Все посмотрели на него, как на назойливую муху, и Николай продолжал:

— Мы тут целое гнездо разворошили, когда за мотоциклом приехали. Каких-то ведьм разогнали к чёртовой бабушке, кирпичи раздолбали к ядрене фене — в общем, лучше не спрашивай, а то действительно до утра домой не попадём.

— Ты лучше скажи: ты теперь свободен или как? — спросил нетерпеливо Пётр. — А то, сам знаешь, у нас с тобой общие дела есть.

— Да заткнись ты! — оборвала его Люба. — Вечно со своей выгодой лезешь, как глист в задницу! Дай людям поесть.

— А я настаиваю! — гаркнул возмущённый до глубины души милиционер и ещё раз хлопнул планшетом по столу. — Молчать всем! Обнаглели, мать вашу! Совсем в своей глуши нюх потеряли? Для вас там что, закон не существует? Так я вам напомню, кто на земле русской хозяин! — Он поднялся и ткнул пальцем в Егора. — А может, они преступники? Почему ничего не рассказывают? Мало ли что вы там мне наговорили! Да они…

— Успокойтесь вы, в самом деле! — не выдержал Егор. — Что вы хотите от нас услышать — как мы в погребе прятались? Нас сюда привезли какие-то милиционеры, замуровали в комнате, избив до полусмерти, чтобы потом, как они сказали, вообще убить, а вы вместо того, чтобы ловить настоящих преступников и дать нам спокойно поесть, обвиняете нас непонятно в чем!

— Правильно, Егор, так ему! — подмигнула бабуля, с умилением глядя на него. — Мы тут, можно сказать, всю работу за них сделали, а он ещё и недоволен.

Тут все селяне зашумели разом, и милиционер растерялся.

— Да нет, — пробормотал он, часто моргая глазами, — вы меня не так поняли. Мне просто нужно все факты уточнить. Никто их ни в чем не обвиняет…

— Девчонку в больницу нужно везти, а не в тюрьму! — заявила Люба. — У вас в Москве всегда так с пострадавшими поступают?
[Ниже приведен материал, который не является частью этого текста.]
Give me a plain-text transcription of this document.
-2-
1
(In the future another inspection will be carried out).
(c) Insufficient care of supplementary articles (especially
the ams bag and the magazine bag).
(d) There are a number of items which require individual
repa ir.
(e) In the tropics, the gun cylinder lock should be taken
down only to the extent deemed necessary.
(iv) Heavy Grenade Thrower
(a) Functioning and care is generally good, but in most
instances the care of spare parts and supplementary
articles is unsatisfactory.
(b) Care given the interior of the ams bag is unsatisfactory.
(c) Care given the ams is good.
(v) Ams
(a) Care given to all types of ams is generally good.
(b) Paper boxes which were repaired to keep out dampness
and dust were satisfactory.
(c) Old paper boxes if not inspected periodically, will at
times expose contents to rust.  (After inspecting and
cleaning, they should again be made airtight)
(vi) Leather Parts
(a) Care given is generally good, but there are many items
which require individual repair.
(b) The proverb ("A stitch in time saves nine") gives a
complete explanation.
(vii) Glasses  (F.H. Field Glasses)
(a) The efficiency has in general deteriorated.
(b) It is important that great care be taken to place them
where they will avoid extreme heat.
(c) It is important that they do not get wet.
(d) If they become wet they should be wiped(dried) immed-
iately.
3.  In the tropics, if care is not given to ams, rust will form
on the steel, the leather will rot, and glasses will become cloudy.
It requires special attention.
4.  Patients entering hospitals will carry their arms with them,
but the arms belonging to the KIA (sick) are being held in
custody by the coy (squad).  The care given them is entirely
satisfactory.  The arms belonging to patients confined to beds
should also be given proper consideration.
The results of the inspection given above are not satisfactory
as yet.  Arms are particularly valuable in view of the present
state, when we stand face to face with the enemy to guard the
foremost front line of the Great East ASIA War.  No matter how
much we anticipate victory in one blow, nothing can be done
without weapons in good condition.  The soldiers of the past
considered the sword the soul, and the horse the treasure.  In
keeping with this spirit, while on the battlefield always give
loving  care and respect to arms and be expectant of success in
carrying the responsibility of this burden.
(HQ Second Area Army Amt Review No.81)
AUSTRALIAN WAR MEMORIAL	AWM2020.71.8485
— Во-во, — поддержал Петро, — я говорил: в эту Москву лучше не соваться. Тут сам черт ногу сломит! Ты вот, майор, сам откуда?

— А что я? — удивился тот и покраснел. — Я из-под Луховиц.
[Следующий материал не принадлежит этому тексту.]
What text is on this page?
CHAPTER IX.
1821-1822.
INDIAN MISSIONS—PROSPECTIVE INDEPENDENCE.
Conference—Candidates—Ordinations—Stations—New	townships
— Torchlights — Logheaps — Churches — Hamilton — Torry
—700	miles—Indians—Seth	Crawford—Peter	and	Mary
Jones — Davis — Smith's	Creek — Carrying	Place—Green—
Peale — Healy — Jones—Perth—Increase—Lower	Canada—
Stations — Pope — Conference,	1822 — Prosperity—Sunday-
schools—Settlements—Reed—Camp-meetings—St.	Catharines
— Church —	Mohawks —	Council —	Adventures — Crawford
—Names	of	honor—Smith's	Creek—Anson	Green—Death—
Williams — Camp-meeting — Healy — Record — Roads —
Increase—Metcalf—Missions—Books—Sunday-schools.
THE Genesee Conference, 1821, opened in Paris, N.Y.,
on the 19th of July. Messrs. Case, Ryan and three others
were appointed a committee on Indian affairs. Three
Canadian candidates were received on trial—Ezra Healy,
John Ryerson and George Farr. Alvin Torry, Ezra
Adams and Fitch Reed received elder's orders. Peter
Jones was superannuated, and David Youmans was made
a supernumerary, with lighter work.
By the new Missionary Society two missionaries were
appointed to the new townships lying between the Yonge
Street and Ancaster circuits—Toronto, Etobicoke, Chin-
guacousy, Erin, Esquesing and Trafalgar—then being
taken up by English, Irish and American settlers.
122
— О, так земляк почти! — обрадовался Николай. — Считай, наш человек! Так что ж ты голову морочишь? Садись и не мешай нам разговаривать, мы тут, можно сказать, мировые проблемы решаем.
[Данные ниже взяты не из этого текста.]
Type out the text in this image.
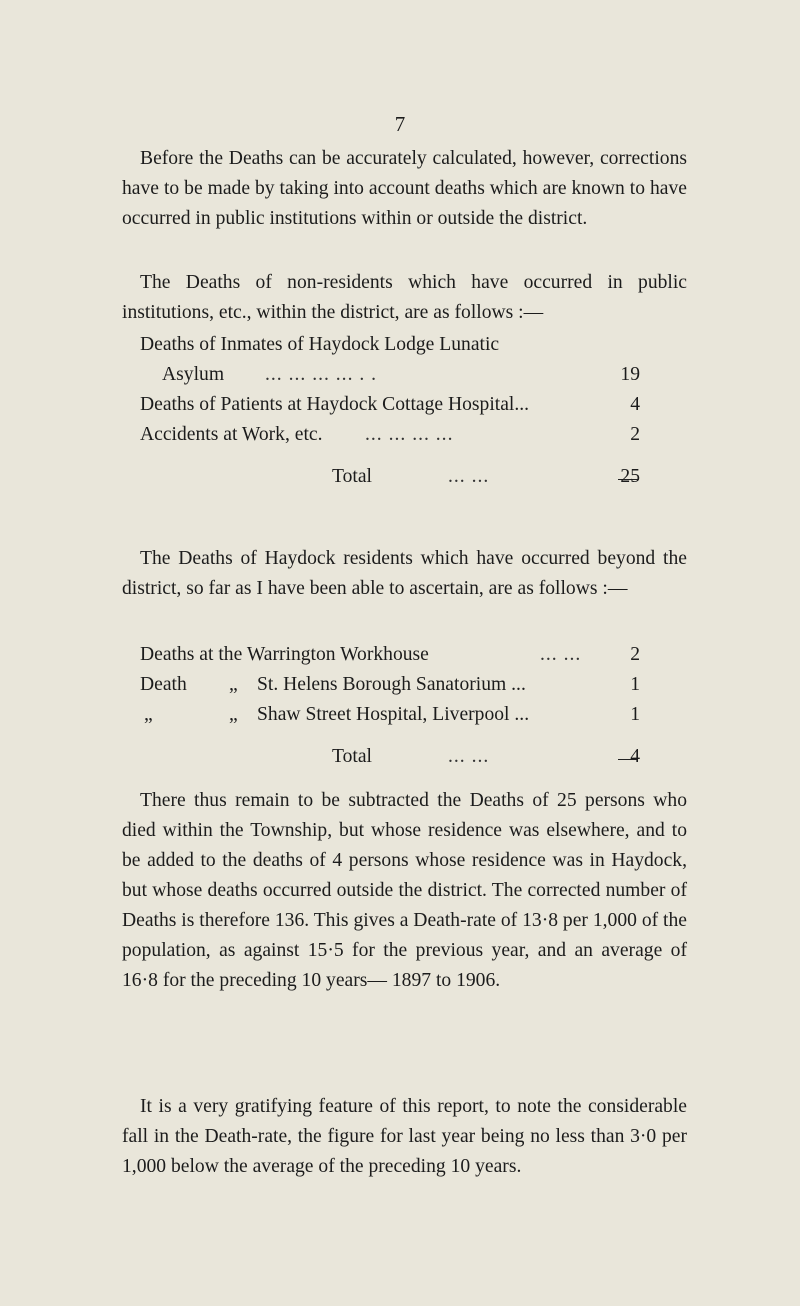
7

Before the Deaths can be accurately calculated, however, corrections have to be made by taking into account deaths which are known to have occurred in public institutions within or outside the district.

The Deaths of non-residents which have occurred in public institutions, etc., within the district, are as follows :—

Deaths of Inmates of Haydock Lodge Lunatic
Asylum ... ... ... ... . .	19
Deaths of Patients at Haydock Cottage Hospital...	4
Accidents at Work, etc. ... ... ... ...	2
Total	... ...	25

The Deaths of Haydock residents which have occurred beyond the district, so far as I have been able to ascertain, are as follows :—

Deaths at the Warrington Workhouse	... ...	2
Death „ St. Helens Borough Sanatorium ...	1
„	„ Shaw Street Hospital, Liverpool ...	1
Total	... ...	4

There thus remain to be subtracted the Deaths of 25 persons who died within the Township, but whose residence was elsewhere, and to be added to the deaths of 4 persons whose residence was in Haydock, but whose deaths occurred outside the district. The corrected number of Deaths is therefore 136. This gives a Death-rate of 13·8 per 1,000 of the population, as against 15·5 for the previous year, and an average of 16·8 for the preceding 10 years— 1897 to 1906.

It is a very gratifying feature of this report, to note the considerable fall in the Death-rate, the figure for last year being no less than 3·0 per 1,000 below the average of the preceding 10 years.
— То-то я смотрю, физиономия у тебя наша, деревенская, — сказала бабуля, внимательно разглядывая ещё совсем молодого майора. — Небось скучаешь здесь по дому-то?

— Езжу иногда на выходные, — начал оправдываться тот, не зная, куда девать глаза, — но времени не хватает, «чрезвычайки» уже замучили. Что ни месяц — то усиление режима объявляют, а нам — паши безвылазно.

— Ты там скажи своим-то, что никого здесь не видел, я имею в виду этих двоих, — Николай кивнул на Егора со Светланой. — Чего их впутывать9 И так, вишь, еле живые сидят, а тут ещё твои гаврики накинутся с допросами да повестками — совсем коньки отбросят.

— Но как же я могу-то? — майор округлил глаза.

— А кто, кроме тебя, знает, что они тут были? — Петро хитро прищурился. — Вот и я говорю — никто. Мы их не видели и не знаем, ты нас задержал, чтобы заявления свои получить, мы написали, все путём, и спокойненько разбежались по домам. Вот и вся недолга! — закончил он довольно.

— Ты лучше скажи, какая тебе самому в том радость, чтобы невинных по допросам гонять? — мудро спросила бабка Наталья. — По мне, так одни неприятности.

— Это, конечно, правильно, — задумался майор, почесав в затылке. — Только вы уж сами не проболтайтесь. Езжайте в свою деревню и сидите там, а то мне выговор влепят.

— Вот это другой разговор! — Николай хлопнул своей тяжёлой рукой майора по плечу. — Деревенские друг друга завсегда поймут.

— Что ж такое творится-то? — с горечью проговорил Егор. — Три дня ни от кого ничего добиться не могу. Вы расскажете или нет, что здесь случилось, или тоже моей смерти хотите? — Он посмотрел на Светлану, но та сидела в прострации, ни на что не обращая внимания.